$\displaystyle
A\in R^{s\times n}~,~B\in R^{n\times s}
$
Proof:
$\displaystyle
rank(AB)+n \geqslant rank(A)+rank(B)$
this is a nice problem! i think by that $\displaystyle R$ you mean the field of real numbers $\displaystyle \mathbb{R}.$ well, you really don't need your ground field to be $\displaystyle \mathbb{R}.$ so i'll assume that $\displaystyle F$ is any field and $\displaystyle A$ and $\displaystyle B$ are
$\displaystyle s \times n$ and $\displaystyle n \times t$ matrices respectively, with entries in $\displaystyle F.$ let $\displaystyle T_1,T_2$ be the linear transformations corresponding to $\displaystyle A$ and $\displaystyle B$ respectively, i.e. $\displaystyle T_1: F^n \to F^s$ and $\displaystyle T_2: F^t \to F^n$
are defined by $\displaystyle T_1(x)=Ax$ for all $\displaystyle x \in F^n$ and $\displaystyle T_2(x)=Bx$ for all $\displaystyle x \in F^t.$
claim. $\displaystyle nul(T_1T_2) \leq nul(T_1) + nul(T_2),$ where $\displaystyle nul$ means "dimension of the kernel".

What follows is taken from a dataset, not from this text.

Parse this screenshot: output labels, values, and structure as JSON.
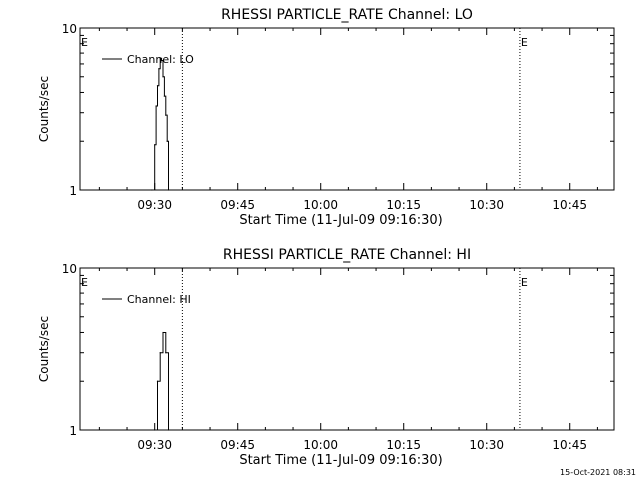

proof. define $\displaystyle f: \ker (T_1T_2) \to \ker T_1$ by $\displaystyle f(x)=T_2(x)$ for all $\displaystyle x \in \ker(T_1T_2).$ note that $\displaystyle f$ is well-defined because if $\displaystyle x \in \ker(T_1T_2)$, then $\displaystyle T_1T_2(x)=0$ and thus
$\displaystyle f(x)=T_2(x) \in \ker T_1.$ it's obvious that $\displaystyle f$ is linear and $\displaystyle \ker f = \ker T_2.$ therefore, by the rank-nulity theorem, we have $\displaystyle rank(f)+nul(f)=\dim \ker(T_1T_2)=nul(T_1T_2).$
but $\displaystyle rank(f)=\dim im(f) \leq \dim \ker T_1=nul(T_1)$ and $\displaystyle nul(f)=\dim \ker(f)=\dim \ker T_2 =nul(T_2). \Box$
now solving your problem is easy: applying the above claim and the rank-nulity theorem we have:
$\displaystyle rank(T_1T_2)+n=t-nul(T_1T_2)+n \geq n-nul(T_1)+ t-nul(T_2)=rank(T_1) + rank(T_2).$